Unless the guys follow through on that promise.
Opening Day last year, Moustakas was the Royals' No. 2 hitter. He had one career plate appearance, no career starts in that spot in the order. He had hit 52 career home runs, and all 52 were pulled. The murmurs told us, among other things, he was working on hitting the opposite way. And then, in the fifth inning ...
That's not decisive. It's one hit. But man, if it didn't make us remember the preseason murmurs. And then, over the course of the season ... well, Moustakas still tends to pull the ball, because you don't become a new person overnight, but the spray charts (thanks, FanGraphs) do back up the idea that the guy learned to hit the ball at least a little more around the field:
First takeaway: I wanna see that triple Moustakas hit six feet behind the first-base bag last year. Sounds fun.
Second takeaway: Yeah, he's still not all-fields Tony Gwynn, but it is more balanced. To some extent or another, Mike Moustakas learned where left field was.
The result was that a big prospect third baseman who entered his age-26 season with a .668 career OPS (82 OPS+) turned everything around in 2015. He had an OPS of .817, an OPS+ of 120. He made his first All-Star team. He garnered some MVP votes. The guy who in 2014 had been demoted to AAA set career highs in 2015 in ... well, in everything but strikeouts. A high point in runs, hits, homers, RBI, walks, rate stats. He tied his career high in doubles.
That's all the good. For the grains of salt, consider these: Moustakas neared a career high in BABIP last year, almost 30 points clear of his career average. His HR/FB rate also hit a career high, without any real corresponding rise in hard-hit rate. He turned 27 in September, which several years ago meant he would be entering his prime, but aging curves have turned a bit younger in recent years.

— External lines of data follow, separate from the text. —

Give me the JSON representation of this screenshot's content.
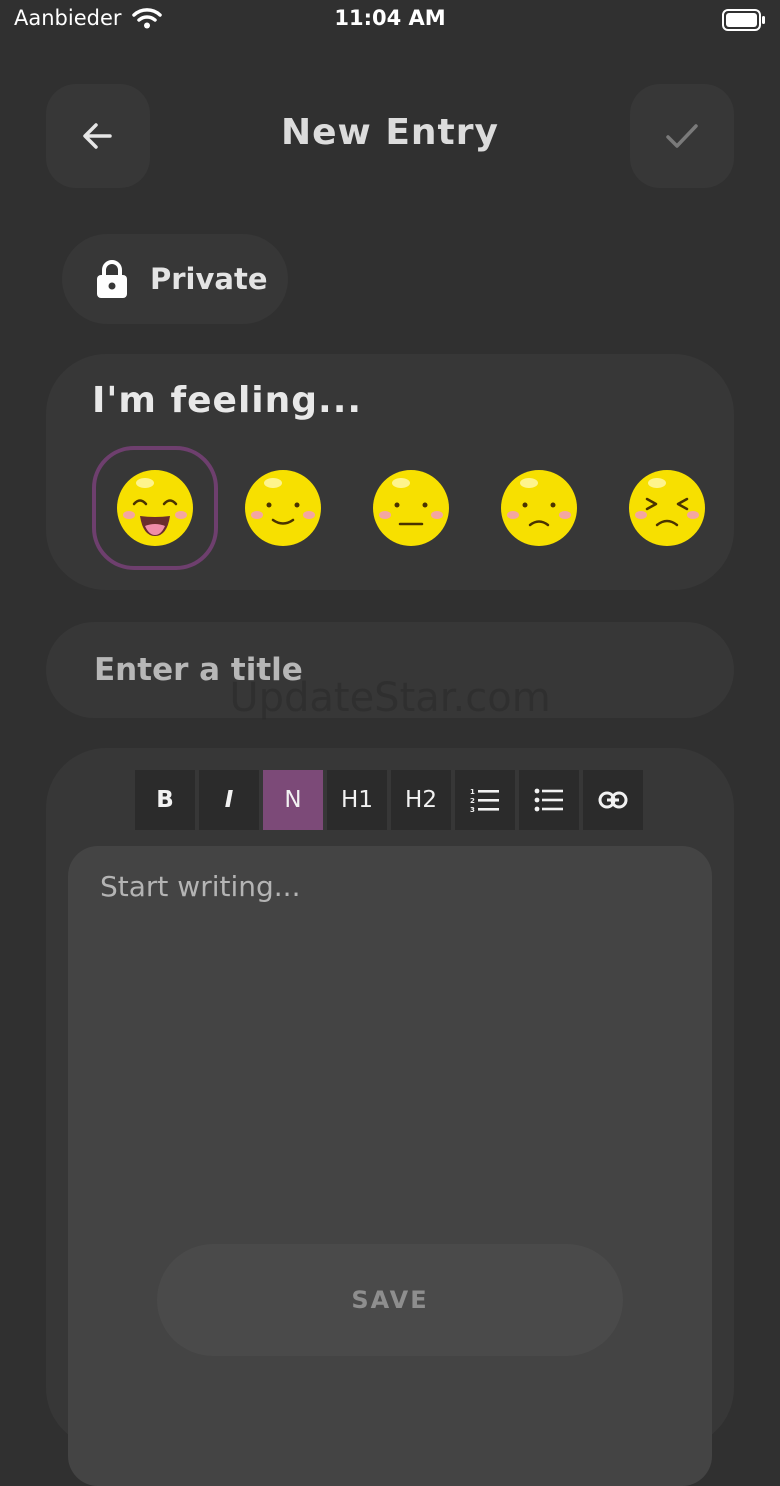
{
  "status_bar": {
    "carrier": "Aanbieder",
    "time": "11:04 AM"
  },
  "header": {
    "title": "New Entry",
    "back_icon": "arrow-left-icon",
    "confirm_icon": "checkmark-icon"
  },
  "privacy": {
    "label": "Private",
    "icon": "lock-icon"
  },
  "mood": {
    "heading": "I'm feeling...",
    "options": [
      "very-happy",
      "happy",
      "neutral",
      "sad",
      "very-sad"
    ],
    "selected": "very-happy",
    "colors": {
      "face": "#f7e000",
      "selection_ring": "#6e3f6e"
    }
  },
  "title_field": {
    "placeholder": "Enter a title",
    "value": ""
  },
  "watermark": "UpdateStar.com",
  "toolbar": {
    "bold": "B",
    "italic": "I",
    "normal": "N",
    "h1": "H1",
    "h2": "H2",
    "active": "N",
    "accent": "#7c4a78"
  },
  "body_field": {
    "placeholder": "Start writing...",
    "value": ""
  },
  "save_label": "SAVE"
}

Those are grains of salt. They aren't big grains, but they are grains. A bigger one is that he's a third baseman, which might suddenly be the league's deepest position. We had future Hall of Famer Adrian Beltre as our consensus No. 8 third baseman. Uberprospect Maikel Franco only made 11th. Heck, bounceback candidate and one-time superstar David Wright only reached 18th.
The other possible concern: Seeking confirmation. We heard the stories about Moustakas in preseason, and then they were seemingly proven true on Opening Day. I do think that the spray charts above indicate an increased ability to hit to all fields, but it's certainly within error bars that could indicate randomness. It's possible Moustakas' 2015 breakout was a season of randomness, borne of an artificial BABIP, and artificial HR/FB rate, some lucky bounces. I don't think it's true, but it can't be denied.
So Moustakas had a breakout at age 26 in 2015. He carries the upside, if that continues, of a top-eight third baseman, maybe top-six. But if it was an illusion? At a position as theoretically deep as third base, if Moustakas slips back to his pre-2015 ways, he's not even top-20.
If Moustakas is your starting fantasy third baseman, you're probably in good-maybe-great shape. But the chances that he falls flat should have you on edge.